Commonly, EPC contracts in the Middle East oil and gas business are FIDIC-derived and carefully crafted to limit the employer’s financial exposure, such that relief can be found for time but not compensation.

It is also common for oil and gas developers to restrict the geographical scope of qualifying force majeure events to either the country of the project, or perhaps the region, potentially preventing contractors seeking to claim relief for cost increases or delays originating from suppliers based in other jurisdictions.

Given the apparently recurring cycle of force majeure events happening which repeatedly have a negative time and cost impact on these projects, it is incumbent on contractors to carefully review the wording of their force majeure clause and consider whether the variation clause can be used in unforeseen circumstances to give rise to entitlement to relief. This should not be left until after the occurrence of a supply shock event, when the focus of the commercial team’s attention should be on reacting and mitigating the impact of it, rather than negotiating the interpretation of the contract.

If there is doubt surrounding the scope of contractual relief available, it may be open to parties whose contracts are governed by Middle Eastern civil codes to rely upon the civil law doctrine of exceptional circumstances or hardship.

The specifics differ slightly between jurisdictions and are different, for example in Saudi Arabia and Qatar, but the common theme is that if unforeseeable events considerably alter the agreement, a party may seek judicial or arbitral intervention with a view to having the loss rebalanced.

While civil code doctrines may be helpful because they might permit a party to recover costs, where such relief is not strictly apparent under the contract, unless the parties agree amicably, invoking these doctrines requires a formal decision maker, such as a judge or arbitrator, to determine whether the event was unforeseeable and whether the losses are sufficiently exorbitant. These matters which are not defined by the law and reliance upon civil code articles is, ideally, supplementary to contractual arguments if they are available.

An interesting dilemma arises when EPC contracts mandate procurement exclusively from employer-approved or nominated suppliers and pre-approved vendor lists. Initially intended to maintain quality and consistency, recent accounts indicate that strictly enforcing this requirement can greatly exacerbate delay and cost overruns in the wake of global supply shock events.

For example, during the Covid-19 pandemic, certain Italian steel parts were impacted. If the pre-approved vendors were all in Italy, the contractors may have sought permission to go elsewhere to mitigate the resulting delaying impact. In many instances, this was substantially delayed or rejected completely, resulting in corresponding delays to the project.

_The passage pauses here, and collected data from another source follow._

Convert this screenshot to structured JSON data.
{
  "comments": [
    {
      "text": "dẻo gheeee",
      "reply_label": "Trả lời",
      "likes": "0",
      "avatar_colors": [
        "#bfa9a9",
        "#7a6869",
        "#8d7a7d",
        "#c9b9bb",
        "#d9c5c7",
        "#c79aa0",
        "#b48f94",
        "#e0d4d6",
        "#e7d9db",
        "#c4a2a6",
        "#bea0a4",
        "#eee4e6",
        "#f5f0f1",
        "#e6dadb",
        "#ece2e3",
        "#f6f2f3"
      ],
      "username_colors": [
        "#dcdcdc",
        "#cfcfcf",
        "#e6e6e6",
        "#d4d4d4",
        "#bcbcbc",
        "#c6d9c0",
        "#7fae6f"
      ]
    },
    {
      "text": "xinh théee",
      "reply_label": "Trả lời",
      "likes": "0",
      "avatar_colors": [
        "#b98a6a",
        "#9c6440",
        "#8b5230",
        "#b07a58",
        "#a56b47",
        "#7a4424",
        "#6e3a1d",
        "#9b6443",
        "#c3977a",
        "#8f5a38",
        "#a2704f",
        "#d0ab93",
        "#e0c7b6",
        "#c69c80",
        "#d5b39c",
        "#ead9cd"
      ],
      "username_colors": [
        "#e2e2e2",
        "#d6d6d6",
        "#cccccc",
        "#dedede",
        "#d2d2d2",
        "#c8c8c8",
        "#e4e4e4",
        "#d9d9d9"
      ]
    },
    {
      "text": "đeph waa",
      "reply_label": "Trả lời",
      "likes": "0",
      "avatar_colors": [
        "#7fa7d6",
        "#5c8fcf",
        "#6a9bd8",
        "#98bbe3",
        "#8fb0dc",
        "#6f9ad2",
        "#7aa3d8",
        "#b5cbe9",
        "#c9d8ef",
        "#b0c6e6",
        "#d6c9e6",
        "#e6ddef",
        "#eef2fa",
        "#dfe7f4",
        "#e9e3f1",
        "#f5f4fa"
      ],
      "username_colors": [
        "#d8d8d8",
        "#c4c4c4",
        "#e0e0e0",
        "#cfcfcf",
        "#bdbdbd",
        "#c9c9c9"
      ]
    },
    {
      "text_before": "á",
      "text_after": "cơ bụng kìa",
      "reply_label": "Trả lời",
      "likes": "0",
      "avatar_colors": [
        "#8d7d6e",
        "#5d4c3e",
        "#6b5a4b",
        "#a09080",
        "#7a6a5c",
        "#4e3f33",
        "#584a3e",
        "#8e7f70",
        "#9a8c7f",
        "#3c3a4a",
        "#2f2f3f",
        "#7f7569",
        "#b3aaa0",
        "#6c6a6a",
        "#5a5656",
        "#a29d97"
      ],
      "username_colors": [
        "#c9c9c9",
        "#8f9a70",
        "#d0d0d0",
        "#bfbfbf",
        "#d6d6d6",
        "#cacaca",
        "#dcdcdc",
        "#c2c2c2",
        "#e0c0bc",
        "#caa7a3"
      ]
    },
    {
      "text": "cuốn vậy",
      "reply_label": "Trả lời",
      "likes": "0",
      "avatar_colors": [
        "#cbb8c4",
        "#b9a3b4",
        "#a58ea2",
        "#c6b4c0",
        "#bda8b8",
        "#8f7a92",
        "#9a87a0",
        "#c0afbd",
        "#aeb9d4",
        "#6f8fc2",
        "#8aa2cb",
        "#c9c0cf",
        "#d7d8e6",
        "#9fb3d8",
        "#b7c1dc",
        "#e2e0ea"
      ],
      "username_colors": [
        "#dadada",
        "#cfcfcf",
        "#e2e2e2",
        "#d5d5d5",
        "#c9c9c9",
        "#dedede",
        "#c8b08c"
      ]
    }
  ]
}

In these scenarios, what is required is an analysis of firstly the need to mitigate, which is often contractually and legally required, secondly the requirement to follow the contract, thirdly the implied term that an employer is required not to prevent the contractor from performing its works, and is required to act cooperatively  and finally, in the Middle East, the requirement for parties to perform their obligations in good faith, which is often introduced by contractors in this context.

Geopolitical events which are unpredictable and disruptive by nature, appear to be cyclical and remain a significant risk for Middle Eastern oil and gas projects. Contractors and employers alike benefit from clear, and collaborative communication, which recognises the balance required between strict adherence to the contract and recognition of the principles of the civil codes.

If carefully managed at the tender stage, contracts can be drafted to reduce ambiguities in these situations and avoid mismanagement impacting optimal project outcomes. Embracing a balanced, and practical approach, reflecting a ‘shared pain’ mentality and mutual responsibility is key to successfully managing any uncertainty.